|This is a re-review of the paper. I will focus on the theory, not the results. The theory and implementation of the EnKF for joint parameter and state estimation is questionable - even though it is based on previous work by others, the methodology is incorrect and statistically invalid. Of course the results of this (and other papers that use this methodology) are affected by this wrong implementation. |
1) Equation 2: You use Q_t to denote the covariance matrix of the model error. This might be confusing because "Q" is often used to denote streamflow - whereas in this case you use it for the states. Would suggest to use another symbol.
2) With equation (2) an immediate question that pops up is: how did you decide which covariance matrix of Q to use? Problem is that you perturb different states - each of those states has a different magnitude and time behavior. How do you know that your state perturbations are realistic when measured in the output (streamflow) space? This constitutes a serious problem. That is why I strongly recommend to do the perturbation in the streamflow space and then to compute the analysis streamflow which you then use to compute the corresponding analysis states. It is much easier to define the model error in the streamflow space rather than the state space! For instance is your model error heteroscedastic? Does it increase with simulated flow level? When done directly in the state space this is very difficult to tune and derive an appropriate covariance matrix that can do this. You can circumvent this by problem doing the Kalman analysis in the streamflow space, and then to derive the corresponding analysis states.

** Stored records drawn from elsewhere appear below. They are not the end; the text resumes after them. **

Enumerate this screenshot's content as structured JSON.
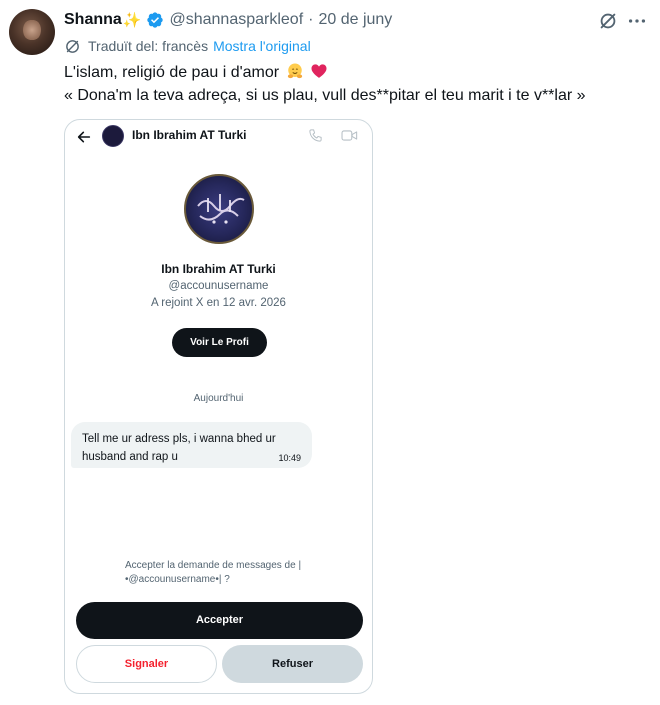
{
  "tweet": {
    "display_name": "Shanna",
    "name_emoji": "✨",
    "handle": "@shannasparkleof",
    "separator": "·",
    "date": "20 de juny",
    "translated_label": "Traduït del: francès",
    "show_original_label": "Mostra l'original",
    "text_line1": "L'islam, religió de pau i d'amor",
    "text_line2": "« Dona'm la teva adreça, si us plau, vull des**pitar el teu marit i te v**lar »",
    "icons": [
      "verified-badge-icon",
      "grok-icon",
      "more-icon",
      "translate-globe-icon",
      "hug-emoji-icon",
      "red-heart-emoji-icon"
    ],
    "colors": {
      "link": "#1d9bf0",
      "verified": "#1d9bf0",
      "secondary_text": "#536471",
      "heart": "#e0245e"
    }
  },
  "screenshot": {
    "header_name": "Ibn Ibrahim AT Turki",
    "profile_name": "Ibn Ibrahim AT Turki",
    "username": "@accounusername",
    "joined": "A rejoint X en 12 avr. 2026",
    "view_profile_label": "Voir Le Profi",
    "day_label": "Aujourd'hui",
    "message_text": "Tell me ur adress pls, i wanna bhed ur husband and rap u",
    "message_time": "10:49",
    "request_line1": "Accepter la demande de messages de |",
    "request_line2": "•@accounusername•| ?",
    "accept_label": "Accepter",
    "report_label": "Signaler",
    "refuse_label": "Refuser",
    "icons": [
      "back-arrow-icon",
      "phone-icon",
      "video-icon"
    ],
    "colors": {
      "report": "#f4212e",
      "accept_bg": "#0f1419",
      "refuse_bg": "#cfd9de"
    }
  }
}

3) The kernel smoothing technique and state augmention method for parameter estimation. Does this converge to the "correct" posterior target distribution. Vrugt et al. (2013) demonstrate it does not and discusses why this is the case. I consider this a serious flaw in the current work (and previous work by others this work is based on). Also, the settings for the smoothing and shrinkage factor, etc. strongly affect the results - and different settings are required for different problems. This is not desirable. A universal method is available that does not rely on subjective algorithmic parameter values and incorrect theory.

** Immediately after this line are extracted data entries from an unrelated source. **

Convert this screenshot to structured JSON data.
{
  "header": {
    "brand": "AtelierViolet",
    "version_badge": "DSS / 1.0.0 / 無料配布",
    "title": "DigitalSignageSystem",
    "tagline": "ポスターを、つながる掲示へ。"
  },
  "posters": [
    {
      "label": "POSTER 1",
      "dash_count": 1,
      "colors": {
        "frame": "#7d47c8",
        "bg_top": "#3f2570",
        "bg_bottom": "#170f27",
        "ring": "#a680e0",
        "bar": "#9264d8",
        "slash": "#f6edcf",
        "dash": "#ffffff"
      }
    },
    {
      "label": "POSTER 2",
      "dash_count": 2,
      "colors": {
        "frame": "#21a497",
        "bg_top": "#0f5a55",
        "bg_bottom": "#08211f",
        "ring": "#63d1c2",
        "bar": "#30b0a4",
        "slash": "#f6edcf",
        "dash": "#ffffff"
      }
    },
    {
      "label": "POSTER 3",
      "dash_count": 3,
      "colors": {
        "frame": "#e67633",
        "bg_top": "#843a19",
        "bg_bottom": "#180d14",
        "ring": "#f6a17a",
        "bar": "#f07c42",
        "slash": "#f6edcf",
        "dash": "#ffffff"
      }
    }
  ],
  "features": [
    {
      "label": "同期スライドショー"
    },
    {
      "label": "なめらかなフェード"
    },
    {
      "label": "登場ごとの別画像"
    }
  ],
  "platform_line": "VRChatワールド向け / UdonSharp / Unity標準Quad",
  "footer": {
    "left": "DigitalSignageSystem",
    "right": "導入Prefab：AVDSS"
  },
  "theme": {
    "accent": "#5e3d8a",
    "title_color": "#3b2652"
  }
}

4) Equation (7) - the model states are updated using the standard Kalman analysis equation. It would be much more productive however to use an alternative scheme that takes into consideration how much water is originating from what tank. For instance, during high flows, it does not make sense to update the groundwater (baseflow) reservoir, and vice versa during low flows it would not be productive to update the quick flow reservoirs. Instead, if one first computes the contribution of each constituent component of the discharge then one can use this information to appropriately update (according to percentage contribution) the respective reservoirs where these fluxes originate from. For instance, during low flow, the large majority of the streamflow will constitute baseflow - for instance 90%, the other 10% can come from the other thanks. Then, 90% of the difference between the analysis discharge and forecasted discharge should be attributed to the slow flow tank, and not an equal distribution among the tanks. This will significantly enhance the implementation of the filter and the quality of the results as water is entered into the right tanks.
5) Equation (8) --> sentence just prior "....these variables...". which variable are referred to? It seems unrealistic to describe rainfall errors with a Gaussian distribution. Dry days are not corrected and will remain without precipitation even after perturbation.

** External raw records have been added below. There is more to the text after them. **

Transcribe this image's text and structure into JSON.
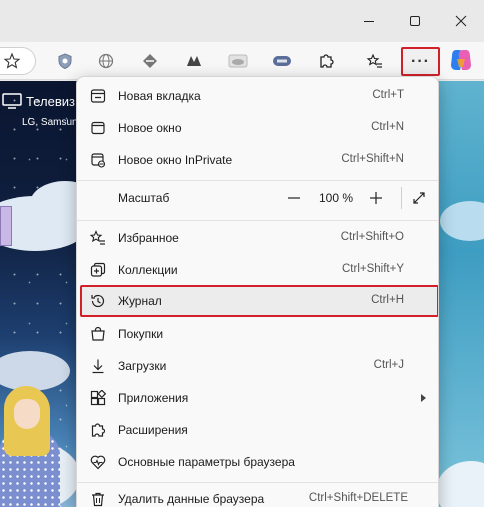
{
  "page": {
    "tv_title": "Телевиз",
    "tv_subtitle": "LG, Samsun"
  },
  "menu": {
    "items": [
      {
        "label": "Новая вкладка",
        "shortcut": "Ctrl+T",
        "icon": "new-tab-icon"
      },
      {
        "label": "Новое окно",
        "shortcut": "Ctrl+N",
        "icon": "new-window-icon"
      },
      {
        "label": "Новое окно InPrivate",
        "shortcut": "Ctrl+Shift+N",
        "icon": "inprivate-icon"
      },
      {
        "label": "Избранное",
        "shortcut": "Ctrl+Shift+O",
        "icon": "favorites-icon"
      },
      {
        "label": "Коллекции",
        "shortcut": "Ctrl+Shift+Y",
        "icon": "collections-icon"
      },
      {
        "label": "Журнал",
        "shortcut": "Ctrl+H",
        "icon": "history-icon"
      },
      {
        "label": "Покупки",
        "shortcut": "",
        "icon": "shopping-icon"
      },
      {
        "label": "Загрузки",
        "shortcut": "Ctrl+J",
        "icon": "downloads-icon"
      },
      {
        "label": "Приложения",
        "shortcut": "",
        "icon": "apps-icon"
      },
      {
        "label": "Расширения",
        "shortcut": "",
        "icon": "extensions-icon"
      },
      {
        "label": "Основные параметры браузера",
        "shortcut": "",
        "icon": "browser-essentials-icon"
      },
      {
        "label": "Удалить данные браузера",
        "shortcut": "Ctrl+Shift+DELETE",
        "icon": "delete-icon"
      }
    ],
    "zoom": {
      "label": "Масштаб",
      "value": "100 %",
      "minus": "—",
      "plus": "+"
    }
  },
  "toolbar": {
    "more_label": "···"
  },
  "colors": {
    "highlight_border": "#d2202a",
    "menu_bg": "#f9f9f9"
  }
}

Soil moisture errors are homosecdastic and not heteroscedastic. About 0.01 to 0.02 m3/m3 error seems realistic independent of measured/simulated value.
6) parameter estimations --> parameter estimates.
7) Papers needs editing. Grammar / syntax still needs to be further improved.
8) Conclusion section: Accumulative?
9) "big picture" --> not very scientific.
10) The parameter estimates might stabilize after relatively few assimilation steps but do they converge to their "appropriate" values. The results you get are strongly controlled by the settings of your filter. If you change some of the settings for the smoother and parameter estimation part, the filter will not converge as rapidly. moreover, is the posterior parameter uncertainty reasonable. My experience suggests that this is not the case. This is an engineering solution but violates statistical principles. A simple test can show this. Create a synthetic streamflow data set of 5 years where you use completely different parameter values for the first and second part of this data set. Then assimilate this data set using your filter. You will see that your method will not converge appropriately, and certainly cannot diagnose the suddenly varying parameter values. Why? The filter settings are set such that they promote very quick convergence of the parameter values. Once the filter has converged the parameter uncertainty is too small (and significantly underestimates the "actual" understand - the parameters will also be wrong!) - due to this small uncertainty the filter cannot travel to the new parameter values that created the second part of the time series. I consider this a serious flaw in the methodology - The results are enforced by the user and are statistically not correct. Yes, it might improve the discharge estimates - but should one not use a statistically correct methodology?